だから、こういう日本人好みの映画を作ってヒットさせる以上、チェコ人とは日本人と性格的に似ているところがあるのではと思い調べてみました。すると、「温和で争い事を嫌うが、冷笑的かつ警戒心が強くサービス精神に乏しい」と出てきました。前半部分は似ていますが、後半部分はおもてなしの精神とは相容れませんね。これは一般論なのですべてのチェコ人に当てはまるというわけではないのですが、それでも映画の嗜好について日本人との相関性を期待していた僕はちょっと肩透かしを食らった格好です。とはいえ、サクセスストーリーなんて日本人だけのものではないし、チェコ人にも熱狂的な秀吉ファンがいるかもしれないので、そんなに額に青筋立てることではありませんね。

ただ、気になった点がひとつ。この映画の主人公は血の滲むような努力をして出世していったのではなく、どこか風に背を押されるようにして成り行きで出世の階段を駆け上がっていったように思えてなりませんでした。
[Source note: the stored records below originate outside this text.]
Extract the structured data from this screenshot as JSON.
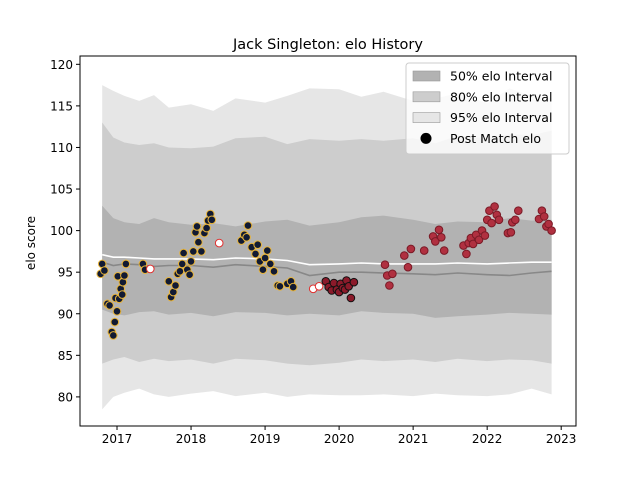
{
  "chart_data": {
    "type": "scatter",
    "title": "Jack Singleton: elo History",
    "xlabel": "",
    "ylabel": "elo score",
    "xlim": [
      2016.5,
      2023.2
    ],
    "ylim": [
      76.5,
      121
    ],
    "x_ticks": [
      2017,
      2018,
      2019,
      2020,
      2021,
      2022,
      2023
    ],
    "y_ticks": [
      80,
      85,
      90,
      95,
      100,
      105,
      110,
      115,
      120
    ],
    "grid": false,
    "legend": {
      "placement": "top-right",
      "entries": [
        "50% elo Interval",
        "80% elo Interval",
        "95% elo Interval",
        "Post Match elo"
      ]
    },
    "colors": {
      "band50": "#b2b2b2",
      "band80": "#cdcdcd",
      "band95": "#e6e6e6",
      "median_line": "#888888",
      "mean_line": "#ffffff",
      "point_fill_dark": "#111a33",
      "point_fill_red": "#8b1a2a",
      "point_fill_white": "#ffffff",
      "edge_gold": "#e8b43a",
      "edge_red": "#e0302f"
    },
    "bands": {
      "x": [
        2016.8,
        2016.95,
        2017.1,
        2017.3,
        2017.5,
        2017.7,
        2018.0,
        2018.3,
        2018.6,
        2019.0,
        2019.3,
        2019.6,
        2020.0,
        2020.3,
        2020.6,
        2021.0,
        2021.3,
        2021.6,
        2022.0,
        2022.3,
        2022.6,
        2022.87
      ],
      "p95_upper": [
        117.5,
        116.8,
        116.2,
        115.6,
        116.3,
        114.8,
        115.2,
        114.4,
        115.9,
        115.4,
        116.2,
        117.1,
        117.0,
        116.1,
        116.7,
        115.6,
        115.9,
        116.5,
        115.3,
        117.1,
        116.2,
        116.0
      ],
      "p80_upper": [
        113.0,
        111.2,
        110.6,
        110.3,
        110.5,
        110.0,
        109.9,
        110.1,
        111.1,
        111.3,
        110.4,
        111.0,
        110.8,
        111.0,
        110.8,
        111.1,
        110.5,
        111.4,
        111.1,
        111.6,
        111.5,
        112.0
      ],
      "p50_upper": [
        103.0,
        101.5,
        101.0,
        100.8,
        101.5,
        101.0,
        100.7,
        100.9,
        100.5,
        101.1,
        101.3,
        100.6,
        101.0,
        101.6,
        101.8,
        101.3,
        100.8,
        101.1,
        101.0,
        101.5,
        101.2,
        101.3
      ],
      "median": [
        96.2,
        95.8,
        96.0,
        95.9,
        95.7,
        95.8,
        95.8,
        95.6,
        95.9,
        95.7,
        95.5,
        94.6,
        95.0,
        95.0,
        94.9,
        94.8,
        94.7,
        94.9,
        94.7,
        94.6,
        94.9,
        95.1
      ],
      "mean": [
        97.1,
        96.8,
        96.8,
        96.7,
        96.6,
        96.6,
        96.6,
        96.5,
        96.7,
        96.6,
        96.4,
        95.9,
        96.0,
        96.1,
        96.0,
        96.0,
        96.0,
        96.1,
        96.0,
        96.1,
        96.2,
        96.2
      ],
      "p50_lower": [
        90.5,
        90.0,
        89.8,
        90.2,
        90.3,
        89.9,
        90.1,
        89.7,
        90.2,
        90.1,
        89.8,
        90.0,
        89.8,
        90.3,
        90.1,
        90.0,
        89.5,
        89.7,
        89.9,
        90.1,
        90.0,
        89.9
      ],
      "p80_lower": [
        84.0,
        84.5,
        84.8,
        84.2,
        84.6,
        84.3,
        84.5,
        84.0,
        84.6,
        84.4,
        84.0,
        83.8,
        84.1,
        84.5,
        84.3,
        84.5,
        84.2,
        84.6,
        84.3,
        84.5,
        84.4,
        84.0
      ],
      "p95_lower": [
        78.5,
        80.0,
        80.5,
        81.0,
        80.3,
        80.0,
        80.4,
        80.7,
        80.1,
        80.5,
        80.0,
        80.3,
        80.2,
        80.2,
        80.3,
        80.1,
        80.4,
        80.2,
        80.1,
        80.3,
        81.0,
        80.3
      ]
    },
    "series": [
      {
        "style": "dark-gold",
        "points": [
          [
            2016.78,
            94.8
          ],
          [
            2016.8,
            96.0
          ],
          [
            2016.83,
            95.2
          ],
          [
            2016.87,
            91.2
          ],
          [
            2016.9,
            91.0
          ],
          [
            2016.93,
            87.8
          ],
          [
            2016.95,
            87.4
          ],
          [
            2016.97,
            89.0
          ],
          [
            2016.98,
            91.9
          ],
          [
            2017.0,
            90.3
          ],
          [
            2017.01,
            94.5
          ],
          [
            2017.03,
            91.8
          ],
          [
            2017.05,
            93.0
          ],
          [
            2017.07,
            92.3
          ],
          [
            2017.08,
            93.8
          ],
          [
            2017.1,
            94.6
          ],
          [
            2017.12,
            96.0
          ],
          [
            2017.35,
            96.0
          ],
          [
            2017.38,
            95.3
          ],
          [
            2017.7,
            93.9
          ],
          [
            2017.73,
            92.0
          ],
          [
            2017.76,
            92.6
          ],
          [
            2017.79,
            93.4
          ],
          [
            2017.82,
            94.8
          ],
          [
            2017.85,
            95.1
          ],
          [
            2017.88,
            96.0
          ],
          [
            2017.9,
            97.3
          ],
          [
            2017.95,
            95.3
          ],
          [
            2017.98,
            94.7
          ],
          [
            2018.0,
            96.3
          ],
          [
            2018.03,
            97.5
          ],
          [
            2018.06,
            99.8
          ],
          [
            2018.08,
            100.5
          ],
          [
            2018.1,
            98.6
          ],
          [
            2018.14,
            97.5
          ],
          [
            2018.18,
            99.7
          ],
          [
            2018.21,
            100.3
          ],
          [
            2018.23,
            101.2
          ],
          [
            2018.26,
            102.0
          ],
          [
            2018.28,
            101.3
          ],
          [
            2018.68,
            98.8
          ],
          [
            2018.72,
            99.5
          ],
          [
            2018.75,
            99.2
          ],
          [
            2018.77,
            100.6
          ],
          [
            2018.82,
            98.0
          ],
          [
            2018.87,
            97.2
          ],
          [
            2018.9,
            98.3
          ],
          [
            2018.93,
            96.3
          ],
          [
            2018.97,
            95.3
          ],
          [
            2019.0,
            96.7
          ],
          [
            2019.03,
            97.6
          ],
          [
            2019.07,
            96.0
          ],
          [
            2019.12,
            95.1
          ],
          [
            2019.17,
            93.4
          ],
          [
            2019.2,
            93.3
          ],
          [
            2019.3,
            93.6
          ],
          [
            2019.35,
            93.9
          ],
          [
            2019.38,
            93.2
          ]
        ]
      },
      {
        "style": "white-red",
        "points": [
          [
            2017.45,
            95.4
          ],
          [
            2018.38,
            98.5
          ],
          [
            2019.65,
            93.0
          ],
          [
            2019.73,
            93.3
          ]
        ]
      },
      {
        "style": "darkred-black",
        "points": [
          [
            2019.82,
            93.9
          ],
          [
            2019.86,
            93.2
          ],
          [
            2019.9,
            92.8
          ],
          [
            2019.93,
            93.7
          ],
          [
            2019.97,
            92.9
          ],
          [
            2020.0,
            92.6
          ],
          [
            2020.02,
            93.6
          ],
          [
            2020.05,
            93.1
          ],
          [
            2020.08,
            92.9
          ],
          [
            2020.1,
            94.0
          ],
          [
            2020.13,
            93.3
          ],
          [
            2020.16,
            91.9
          ],
          [
            2020.2,
            93.8
          ]
        ]
      },
      {
        "style": "red-darkred",
        "points": [
          [
            2020.62,
            95.9
          ],
          [
            2020.65,
            94.6
          ],
          [
            2020.68,
            93.4
          ],
          [
            2020.72,
            94.8
          ],
          [
            2020.88,
            97.0
          ],
          [
            2020.93,
            95.6
          ],
          [
            2020.97,
            97.8
          ],
          [
            2021.15,
            97.6
          ],
          [
            2021.27,
            99.3
          ],
          [
            2021.3,
            98.7
          ],
          [
            2021.35,
            100.1
          ],
          [
            2021.38,
            99.2
          ],
          [
            2021.42,
            97.6
          ],
          [
            2021.68,
            98.2
          ],
          [
            2021.72,
            97.2
          ],
          [
            2021.75,
            98.5
          ],
          [
            2021.78,
            99.1
          ],
          [
            2021.81,
            98.4
          ],
          [
            2021.85,
            99.5
          ],
          [
            2021.89,
            98.9
          ],
          [
            2021.93,
            100.0
          ],
          [
            2021.97,
            99.4
          ],
          [
            2022.0,
            101.3
          ],
          [
            2022.03,
            102.4
          ],
          [
            2022.06,
            100.9
          ],
          [
            2022.1,
            102.9
          ],
          [
            2022.13,
            101.9
          ],
          [
            2022.16,
            101.3
          ],
          [
            2022.28,
            99.7
          ],
          [
            2022.32,
            99.8
          ],
          [
            2022.34,
            101.0
          ],
          [
            2022.38,
            101.3
          ],
          [
            2022.42,
            102.4
          ],
          [
            2022.7,
            101.4
          ],
          [
            2022.74,
            102.4
          ],
          [
            2022.77,
            101.7
          ],
          [
            2022.8,
            100.5
          ],
          [
            2022.83,
            100.8
          ],
          [
            2022.87,
            100.0
          ]
        ]
      }
    ]
  }
}
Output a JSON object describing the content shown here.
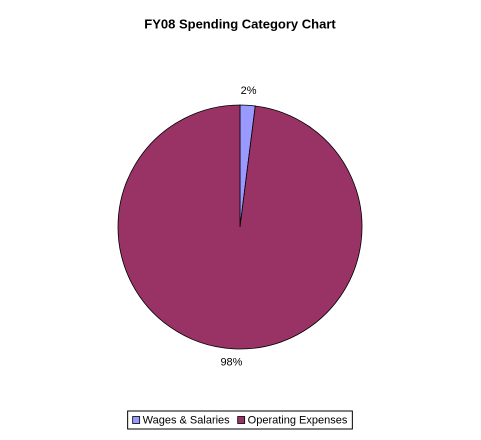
{
  "chart_data": {
    "type": "pie",
    "title": "FY08 Spending Category Chart",
    "categories": [
      "Wages & Salaries",
      "Operating Expenses"
    ],
    "values": [
      2,
      98
    ],
    "value_labels": [
      "2%",
      "98%"
    ],
    "colors": [
      "#9999ff",
      "#993366"
    ],
    "legend": "bottom"
  }
}
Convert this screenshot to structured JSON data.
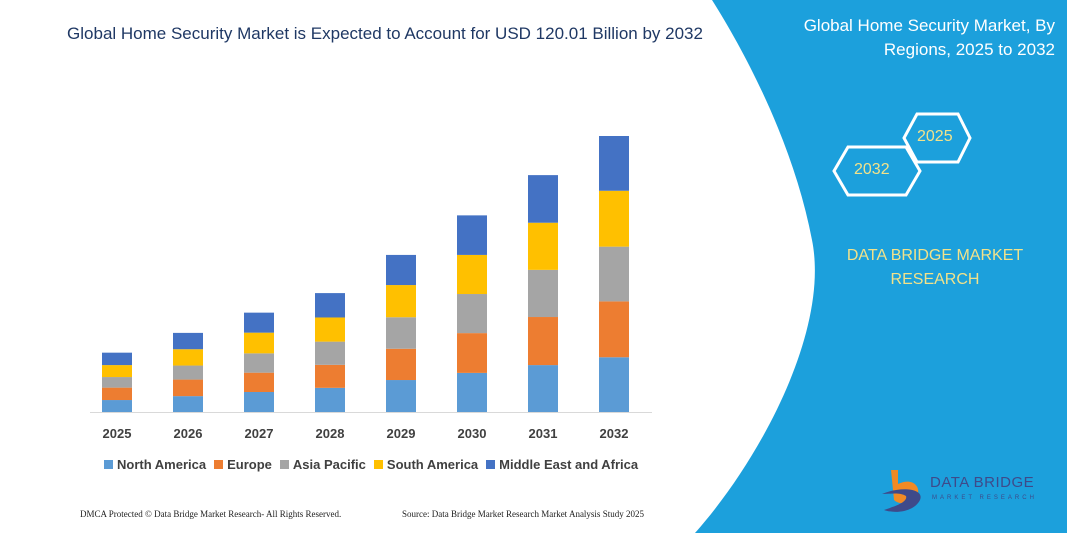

たしかに、人との出会いやタイミングは「運」というひと言で片付けられるし、それこそ実力のうちであるという考え方もできます。それをコメディとして最後まで面白おかしく観られればそれでよかったのですが、歴史という大きな時間のうねりの中で彼はまったくの無力だった。つまり、彼は紆余曲折あるはずの人生の中で、処世術というものを学んでいなかった。彼は最終的に大富豪になりますが、本来なら彼自身の人生で学んできた機知を活かして自己防衛するところ、迫り来る歴史の大渦に巻き込まれるだけで何もできず無一文になってしまうのです。

これはもしかしたら、チェコという国が背負ってきた歴史そのもののだったのかもしれません。小国の宿命としてドイツ、ロシア、フランスといった大国に蹂躙されてきた歴史を抱えているだけに、どうしても大国の動向に敏感になって利のあるほうに媚びる「事大主義」に偏っているきらいが見受けられます。実際、チェコで生活していた人のコラムなどを読むと、そういった行動原理が透けて見えてきます。とすると、私のような日本人の視点からは、主人公は激流に翻弄される木の葉に見えたのですが、チェコ人の視点だと、敵だらけの戦場をうまく泳ぎ切った賢いヤツに見えたのかもしれません。これはもちろん仮説ですが、もし間違っていないとすると、つくづく世界は広いなと思いつつ、歴史と風土が作った人間性とはかくも面白いものだなと感じてしまう次第です。